Mardi 27 mars, alors que s’ouvrait à Luxembourg le procès en appel d’Antoine Deltour à la suite de l’affaire des LuxLeaks, l’Assemblée nationale commençait à débattre de la proposition de loi concernant le « secret des affaires ». Hasard du calendrier ou coïncidence ironique ?
Quoi qu’il en soit, le gouvernement a décidé de passer en force sur une proposition controversée. Sa tactique ? Jouer la carte de la « procédure accélérée ». Sous prétexte de rapidité et d’efficacité, la proposition de loi aura été débattue et votée une seule fois, mercredi 28 mars, à l’Assemblée nationale, par 46 voix contre 20. Le Sénat, mi-avril, n’en parlera que durant une unique session. Contrairement aux propositions de loi ordinaires, il n’y aura pas de navette parlementaire entre les deux Chambres.
Julie Pecheur, de l’association Pollinis, en pointe de la lutte contre cette loi, raconte les conséquences de cette procédure accélérée chez les législateurs : « Nous avons eu très peu de temps pour alerter les parlementaires. D’autant que certains sénateurs découvrent seulement maintenant l’existence de ce projet. » La rapidité d’exécution de la manœuvre évite, comme le constate amèrement Julie Pecheur, de « lancer un grand débat public ». Interrogé par Reporterre, le député France insoumise François Ruffin, porteur de plusieurs amendements, note deux changements mineurs par rapport à la première version, toutefois insuffisants : « Parmi les dérogations qui permettent d’alerter, on a réussi à introduire la cause environnementale. La nouvelle version accepte aussi de condamner les entreprises qui pratiquent les procédures-bâillons [les procès intentés par de grands groupes à des associations ou des lanceurs d’alerte pour taire tout débat ] à des amendes. En revanche, l’optimisation fiscale et le financement du terrorisme ne feront pas partie des dérogations… »
« Une directive européenne, c’est comme si la parole de Dieu leur était donnée ! »
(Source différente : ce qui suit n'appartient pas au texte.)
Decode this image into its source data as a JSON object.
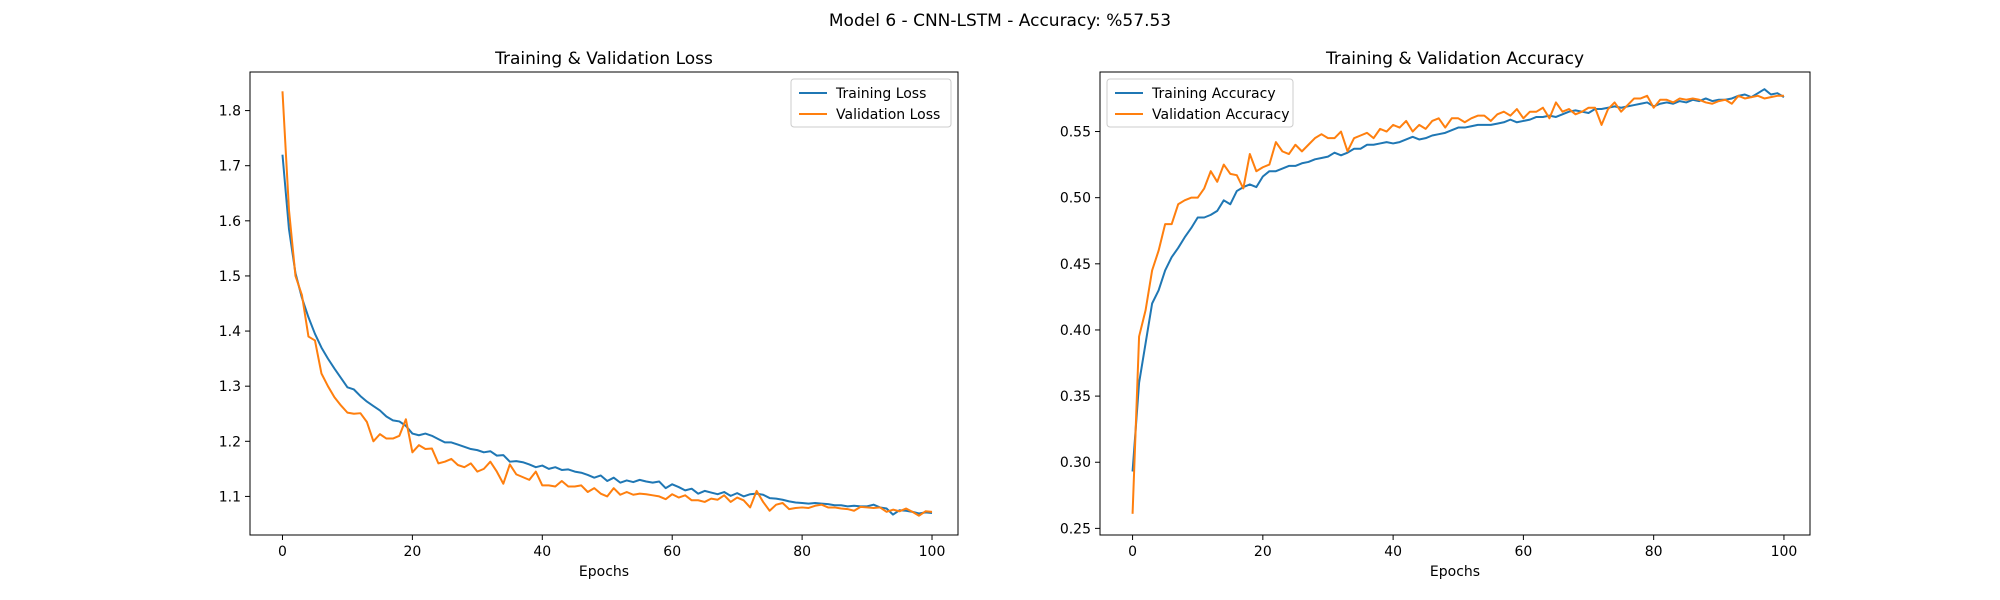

Comme son nom complet l’indique, la « proposition de loi portant transposition de la directive du Parlement européen et du Conseil sur la protection des savoir-faire et des informations commerciales non divulgués contre l’obtention, l’utilisation et la divulgation illicites » tire son origine d’une directive de l’Union européenne. Parue en 2016, elle avait une première fois fait son apparition dans la législation française cette année-là, avant qu’une forte mobilisation des journalistes et des citoyens, conduite notamment par Élise Lucet, fît reculer le gouvernement. En conséquence, l’Union européenne repoussa la date limite d’application en France au 9 juin 2018.
Toutefois, comme le rappelle Julie Pecheur, la directive européenne « concernait strictement le cadre de la concurrence commerciale, dans le but de lutter contre le piratage de données et l’espionnage industriel », alors que dans l’état actuel, elle s’étend aux canaux d’information que sont les journalistes, lanceurs d’alerte, associations et scientifiques. Les protestations des députés La République en marche (LREM), emmenés par Raphaël Gauvain, qui jurent qu’ils n’ont pas d’autre choix que d’appliquer la directive, fait rire François Ruffin : « Une directive européenne, c’est comme si la parole de Dieu leur était donnée ! » Car celle-ci doit s’appliquer « dans son esprit, et non dans sa lettre », selon la responsable de Pollinis. En d’autres termes : le caractère flou du texte de loi n’a rien d’accidentel, et vise spécifiquement le droit à l’information.